- Born: 1940 Belgrade, Kingdom of Yugoslavia
- Died: 8 September 2023 (aged 82–83)
- Education: The Theatre, Film and Radio Academy, Belgrade (now Faculty of Dramatic Arts)
- Occupations: writer, director, screenwriter, critic, theorist, esthetist, pedagogue

= Miodrag Novaković =

Serbian cineast (1940–2023)

Miodrag Miša Novaković (Миодраг Миша Новаковић; 1940 – 8 September 2023) was a Serbian cineast, writer, cultural expert, film and television director, screenwriter, critic, theorist, esthetist, director of several important Yugoslav film festivals and film pedagogue.

Novaković was an expert on the life and work of Nikola Tesla, contributing through studies, essays, films and popularization.

== Biography ==
Novaković was the brother of the important cultural figure of SFR Yugoslavia, Slobodan Novaković. Miodrag finished primary and grammar school in Belgrade, where he was born. In 1967 he graduated from The Faculty of Law and in 1969 he graduated from The Theatre, Film and Radio Academy department for dramaturgy (now Faculty of dramatic arts), prof. Josip Kulundžić's class.

Novaković was the head of the Film center of Dom pionira (today: Dečji kulturni centar Beograd, Children's cultural center Belgrade), from 1970–1972. He initiated and was a selector of the Film parade — the international festival of films for children and the youth, from 1971 to 1972; head of the Yugoslav film festival in Pula and the executive of FEST in Belgrade from 1972 to 1974.

His short stories, essays and articles on film and the theatre were published in Politika, Student, Odjek, Kazalište, Jež, Beogradska nedelja, Borba, Sineast, Ekran, Književnost, Filmograf, YU film danas, Filmska kultura, Drama...

Novaković was the author of the books Fini ljudi (Nice people, published by Zadruga pisaca, 1967), Kako zalazi sunce (As the sun sets, Zadruga pisaca, 1970), Gledanje u film (Watching in the film, published by YU film danas, 2000) and, with Gordana Zindović-Vukadinović, co-author of Pars pro toto, medijska pismenost za nastavnike osnovnih škola (Pars proto, media literacy for elementary school teachers, published by Centar za audiovizuelne medije – Medija fokus, 2001). His works are included in the anthology Jugoslovenska filmska misao 1920–1995 (Yugoslav film thought 1920–1995) edited by Several Franić.

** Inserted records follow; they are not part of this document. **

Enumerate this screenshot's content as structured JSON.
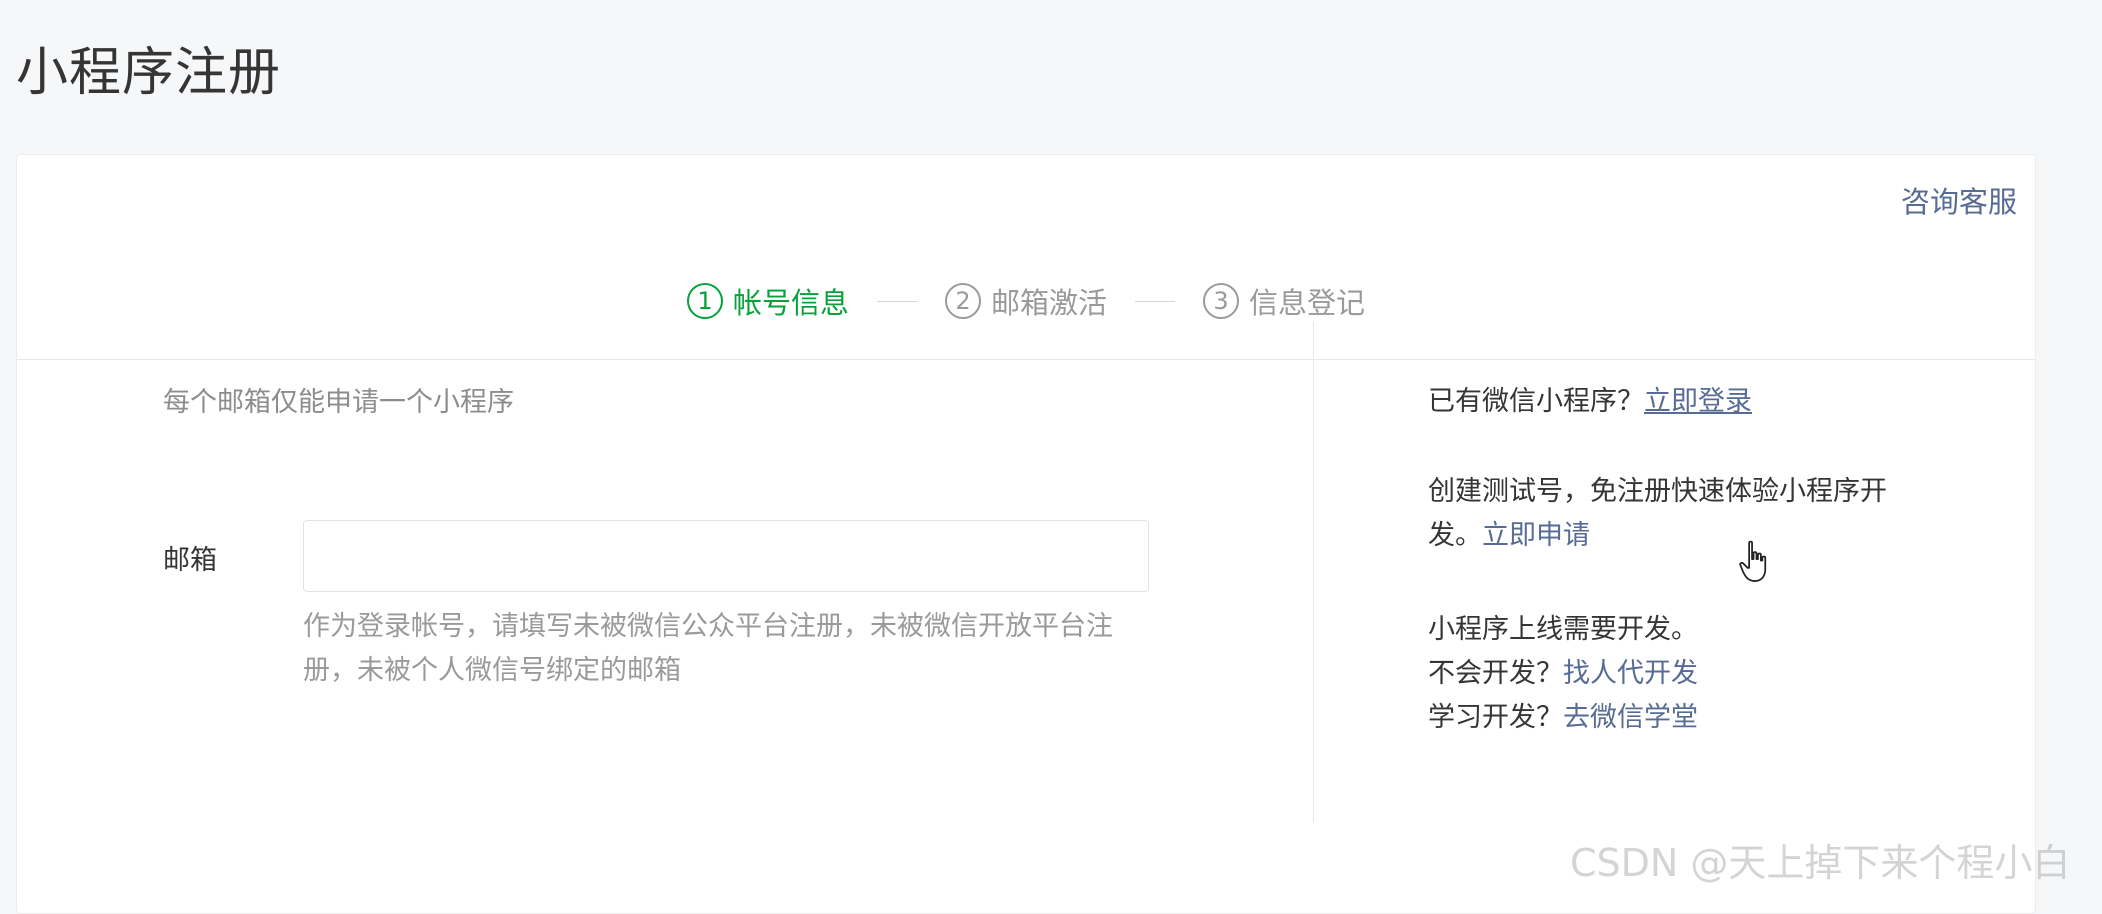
{
  "page": {
    "title": "小程序注册"
  },
  "header": {
    "consult_label": "咨询客服"
  },
  "steps": [
    {
      "num": "1",
      "label": "帐号信息",
      "active": true
    },
    {
      "num": "2",
      "label": "邮箱激活",
      "active": false
    },
    {
      "num": "3",
      "label": "信息登记",
      "active": false
    }
  ],
  "form": {
    "hint": "每个邮箱仅能申请一个小程序",
    "email_label": "邮箱",
    "email_value": "",
    "email_placeholder": "",
    "email_tip": "作为登录帐号，请填写未被微信公众平台注册，未被微信开放平台注册，未被个人微信号绑定的邮箱"
  },
  "sidebar": {
    "login_prefix": "已有微信小程序？",
    "login_link": "立即登录",
    "test_text": "创建测试号，免注册快速体验小程序开发。",
    "test_link": "立即申请",
    "dev_line": "小程序上线需要开发。",
    "outsource_prefix": "不会开发？",
    "outsource_link": "找人代开发",
    "learn_prefix": "学习开发？",
    "learn_link": "去微信学堂"
  },
  "watermark": "CSDN @天上掉下来个程小白",
  "colors": {
    "accent_green": "#07a23a",
    "link_blue": "#576b95",
    "muted_gray": "#9a9a9a"
  }
}
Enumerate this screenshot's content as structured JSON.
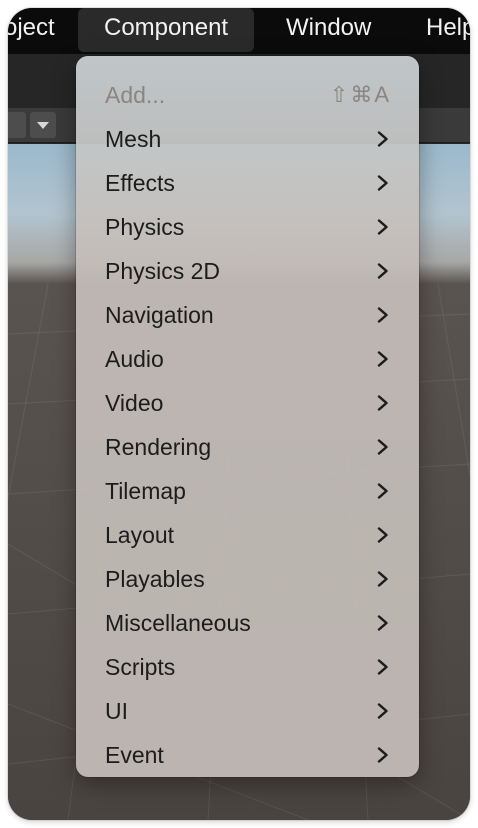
{
  "menubar": {
    "items": [
      {
        "label": "oject",
        "active": false
      },
      {
        "label": "Component",
        "active": true
      },
      {
        "label": "Window",
        "active": false
      },
      {
        "label": "Help",
        "active": false
      }
    ]
  },
  "component_menu": {
    "add": {
      "label": "Add...",
      "shortcut": "⇧⌘A",
      "enabled": false
    },
    "items": [
      {
        "label": "Mesh",
        "icon": "chevron-right-icon"
      },
      {
        "label": "Effects",
        "icon": "chevron-right-icon"
      },
      {
        "label": "Physics",
        "icon": "chevron-right-icon"
      },
      {
        "label": "Physics 2D",
        "icon": "chevron-right-icon"
      },
      {
        "label": "Navigation",
        "icon": "chevron-right-icon"
      },
      {
        "label": "Audio",
        "icon": "chevron-right-icon"
      },
      {
        "label": "Video",
        "icon": "chevron-right-icon"
      },
      {
        "label": "Rendering",
        "icon": "chevron-right-icon"
      },
      {
        "label": "Tilemap",
        "icon": "chevron-right-icon"
      },
      {
        "label": "Layout",
        "icon": "chevron-right-icon"
      },
      {
        "label": "Playables",
        "icon": "chevron-right-icon"
      },
      {
        "label": "Miscellaneous",
        "icon": "chevron-right-icon"
      },
      {
        "label": "Scripts",
        "icon": "chevron-right-icon"
      },
      {
        "label": "UI",
        "icon": "chevron-right-icon"
      },
      {
        "label": "Event",
        "icon": "chevron-right-icon"
      }
    ]
  },
  "colors": {
    "menubar_bg": "#0b0b0b",
    "menu_bg": "#c4beba",
    "menu_text": "#1c1c1c",
    "menu_disabled_text": "#8a8580",
    "sky": "#9bb9cc",
    "ground": "#4a4441"
  }
}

Novaković made short films Beograd na šoferšajbni (Belgrade on the windshield, the winner of the second prize at The first Yugoslav festival of the amateur films), Zima u Pragu (Winter in Prague; the winner of the third prize at the same festival), Oni dolaze (They are coming, on children who sing and play on the streets of Belgrade), Pijani brod (The Drunken ship), and the series of TV portraits: on academician Nikola Hajdin (TV Beograd), actor Raša Plaović (TV Beograd), film directors Žorž Skrigin (TV Beograd) and Žika Mitrović (TV Novi Sad), as well as film scriptwriter Ferenc Deak (TV Novi Sad).

For decades Novaković cooperated with children's film amateurs in Serbia and the former Yugoslavia. He took part in many discussions on film. He lectured on film dramaturgy to filmmakers, primary and secondary teachers, youths and children.

Novaković was awarded a great number of national (both Serbian and Yugoslav) as well as international recognitions.

Miodrag Novaković died on 8 September 2023.